Self doubt is at the root of withholding. But, as yoga teachers, we withhold because we’re worried that those things that mean so much to us may not mean as much to our students. So we trap them inside until someone gives us permission to shine, or until passion forces them to the surface.
Then, when we do open up and continue to live our lives with open-hearted trust — oh, how the universe provides.
“My dad always said to me, ‘Find what you love and do that,’” says Lisa. “It blows my mind that teaching yoga supports my lifestyle. I am so very grateful.”
At a glimpse
Favorite Sanskrit word: ananda
I became a yoga teacher because I… felt it in my heart.
5 adjectives to describe your class: (I hope it comes across this way!) informative, challenging, fun, cleansing, full
5 adjectives to describe you: focused, fun loving, laidback, interested, adventurous
Pose that makes you feel free: Handstand
Pose that’s challenging: Hanumansana
3 teachers who are important to you: my dad Bill, Rod Stryker, Dr.

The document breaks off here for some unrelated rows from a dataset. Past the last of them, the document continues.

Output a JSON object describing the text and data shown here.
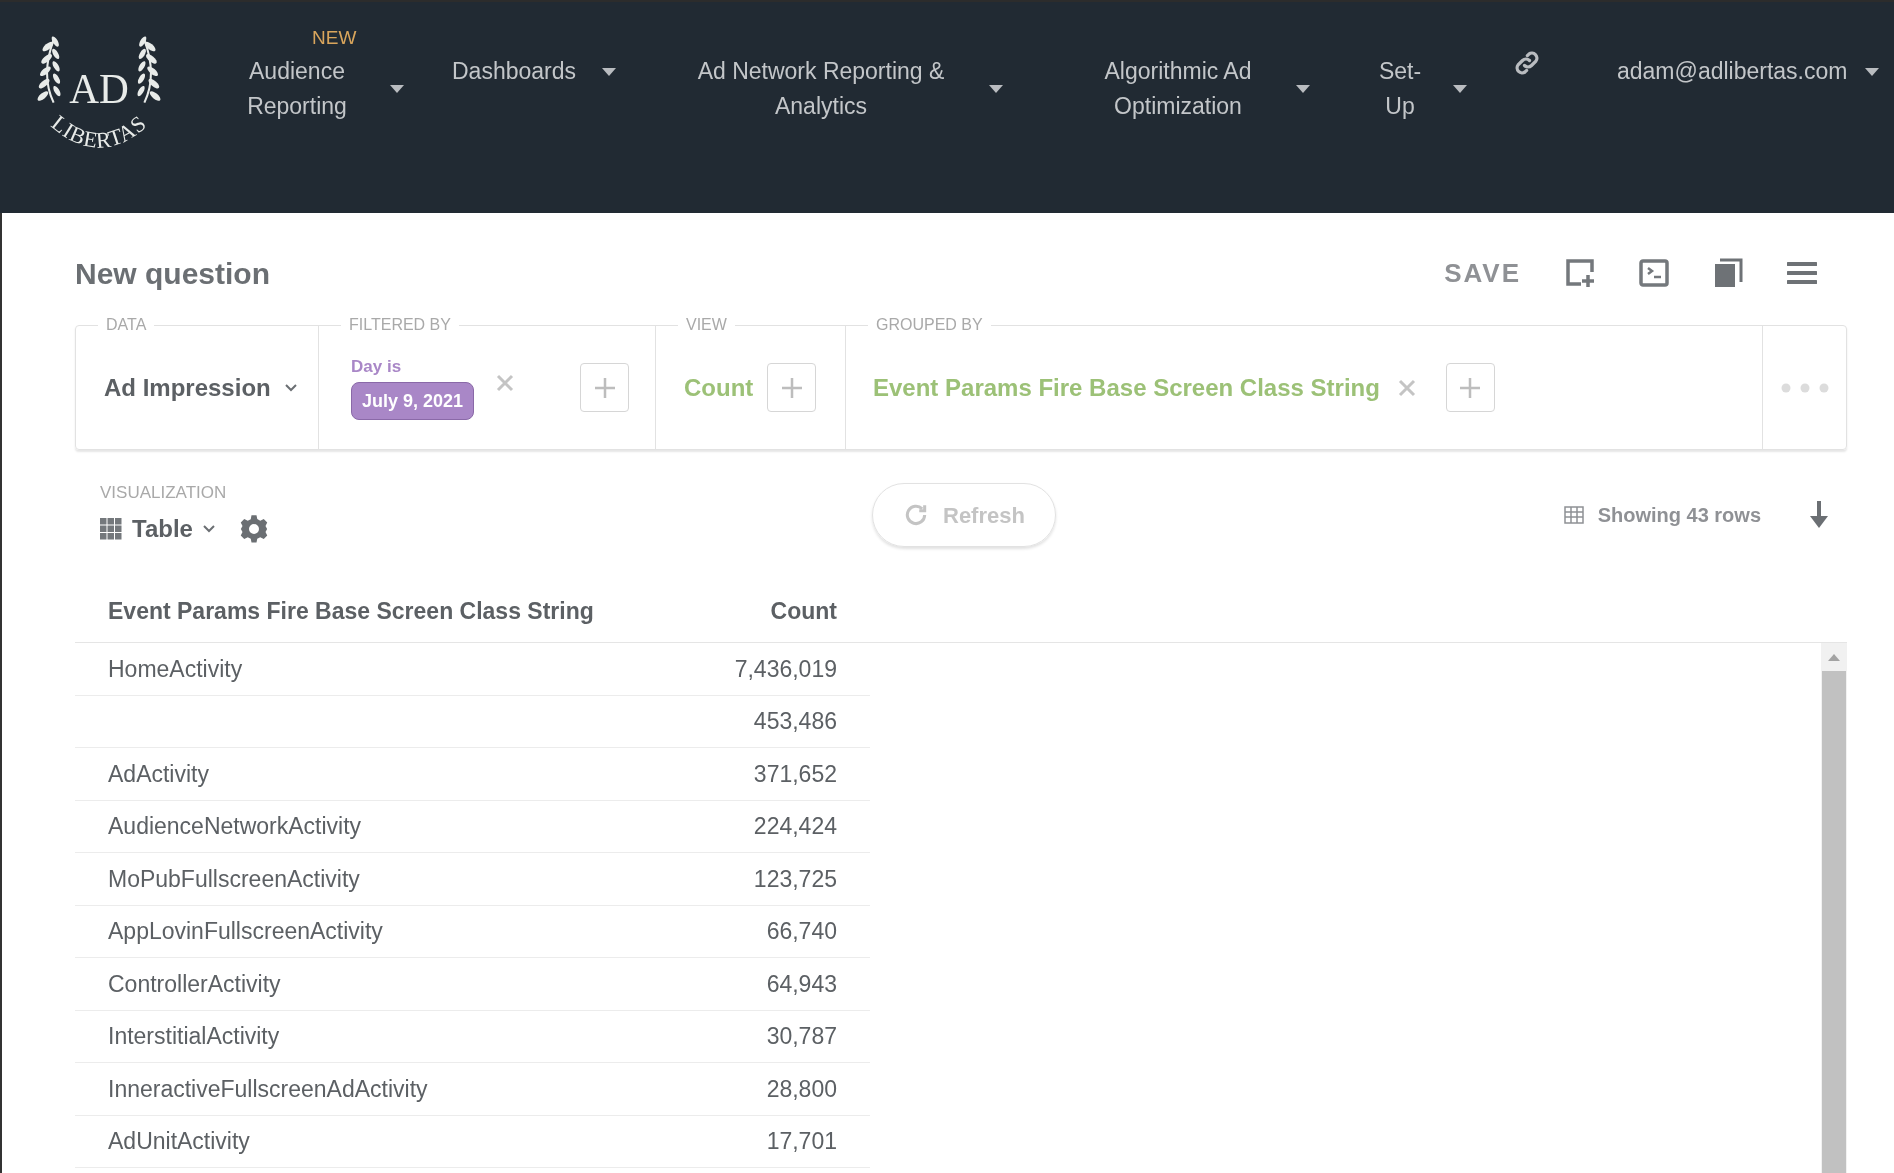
{
  "logo": {
    "top": "AD",
    "bottom": "LIBERTAS"
  },
  "nav": [
    {
      "label": "Audience Reporting",
      "badge": "NEW"
    },
    {
      "label": "Dashboards"
    },
    {
      "label": "Ad Network Reporting & Analytics"
    },
    {
      "label": "Algorithmic Ad Optimization"
    },
    {
      "label": "Set-Up"
    }
  ],
  "account": {
    "email": "adam@adlibertas.com"
  },
  "question": {
    "title": "New question",
    "save": "SAVE"
  },
  "query": {
    "data_label": "DATA",
    "source": "Ad Impression",
    "filter_label": "FILTERED BY",
    "filter_field": "Day is",
    "filter_value": "July 9, 2021",
    "view_label": "VIEW",
    "view_value": "Count",
    "group_label": "GROUPED BY",
    "group_value": "Event Params Fire Base Screen Class String"
  },
  "visualization": {
    "label": "VISUALIZATION",
    "type": "Table",
    "refresh": "Refresh",
    "row_count": "Showing 43 rows"
  },
  "table": {
    "columns": [
      "Event Params Fire Base Screen Class String",
      "Count"
    ],
    "rows": [
      [
        "HomeActivity",
        "7,436,019"
      ],
      [
        "",
        "453,486"
      ],
      [
        "AdActivity",
        "371,652"
      ],
      [
        "AudienceNetworkActivity",
        "224,424"
      ],
      [
        "MoPubFullscreenActivity",
        "123,725"
      ],
      [
        "AppLovinFullscreenActivity",
        "66,740"
      ],
      [
        "ControllerActivity",
        "64,943"
      ],
      [
        "InterstitialActivity",
        "30,787"
      ],
      [
        "InneractiveFullscreenAdActivity",
        "28,800"
      ],
      [
        "AdUnitActivity",
        "17,701"
      ]
    ]
  }
}
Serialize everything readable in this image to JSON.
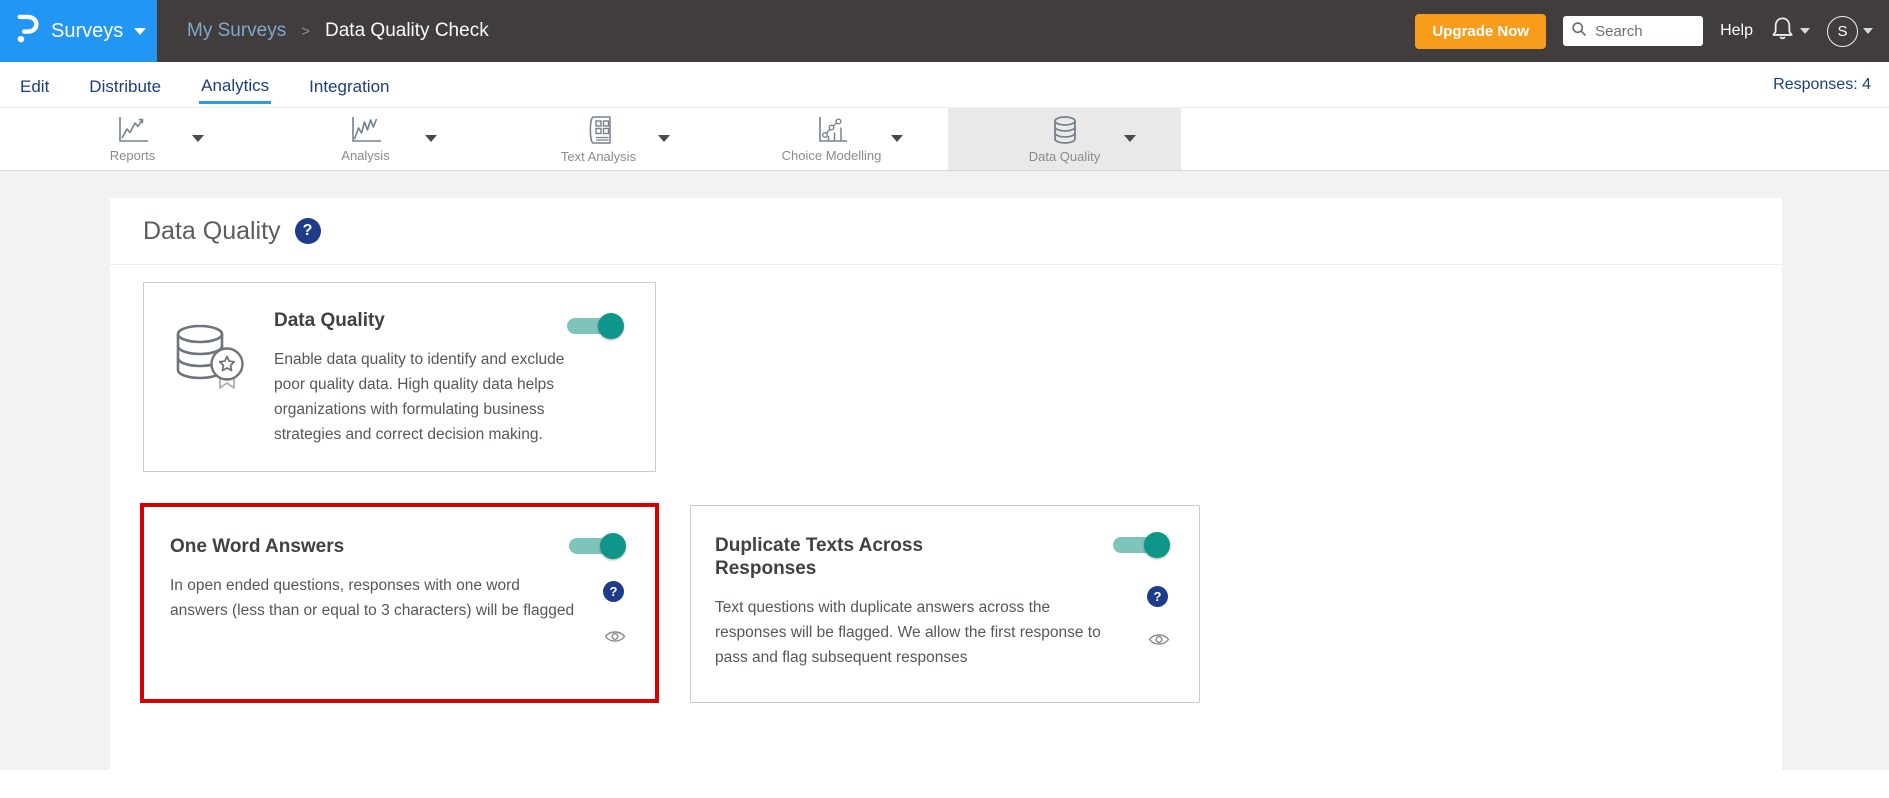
{
  "colors": {
    "header_bg": "#413d3c",
    "brand_blue": "#2196f3",
    "upgrade_orange": "#f89c1b",
    "nav_navy": "#1c3e80",
    "analytics_underline": "#2d9cdb",
    "toggle_teal": "#0f968a",
    "toggle_track": "#7fc4bc",
    "highlight_red": "#d60000",
    "help_badge_blue": "#1e3c87"
  },
  "header": {
    "product": "Surveys",
    "breadcrumb": {
      "parent": "My Surveys",
      "separator": ">",
      "current": "Data Quality Check"
    },
    "upgrade_button": "Upgrade Now",
    "search": {
      "placeholder": "Search"
    },
    "help_label": "Help",
    "avatar_initial": "S"
  },
  "nav": {
    "items": [
      {
        "label": "Edit",
        "active": false
      },
      {
        "label": "Distribute",
        "active": false
      },
      {
        "label": "Analytics",
        "active": true
      },
      {
        "label": "Integration",
        "active": false
      }
    ],
    "responses": "Responses: 4"
  },
  "tabs": {
    "items": [
      {
        "label": "Reports",
        "icon": "line-chart-icon",
        "active": false
      },
      {
        "label": "Analysis",
        "icon": "zigzag-chart-icon",
        "active": false
      },
      {
        "label": "Text Analysis",
        "icon": "report-document-icon",
        "active": false
      },
      {
        "label": "Choice Modelling",
        "icon": "scatter-chart-icon",
        "active": false
      },
      {
        "label": "Data Quality",
        "icon": "database-icon",
        "active": true
      }
    ]
  },
  "main": {
    "title": "Data Quality",
    "help_glyph": "?",
    "cards": [
      {
        "title": "Data Quality",
        "icon": "database-badge-icon",
        "toggle": "on",
        "body": "Enable data quality to identify and exclude\npoor quality data. High quality data helps\norganizations with formulating business\nstrategies and correct decision making.",
        "highlighted": false
      },
      {
        "title": "One Word Answers",
        "toggle": "on",
        "body": "In open ended questions, responses with one word\nanswers (less than or equal to 3 characters) will be flagged",
        "highlighted": true
      },
      {
        "title": "Duplicate Texts Across\nResponses",
        "toggle": "on",
        "body": "Text questions with duplicate answers across the\nresponses will be flagged. We allow the first response to\npass and flag subsequent responses",
        "highlighted": false
      }
    ]
  }
}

Lester Miller, the rheumatologist in Santa Cruz I once worked for (Hm, they’re all guys!)
Favorite music to play in class: Anymore it’s ambient music. Music that sets a mood and a tone but that isn’t overpowering or doesn’t become the mood.
Note: This is the first in a series highlighting Denver’s talented yoga teachers who have also inspired my own practice.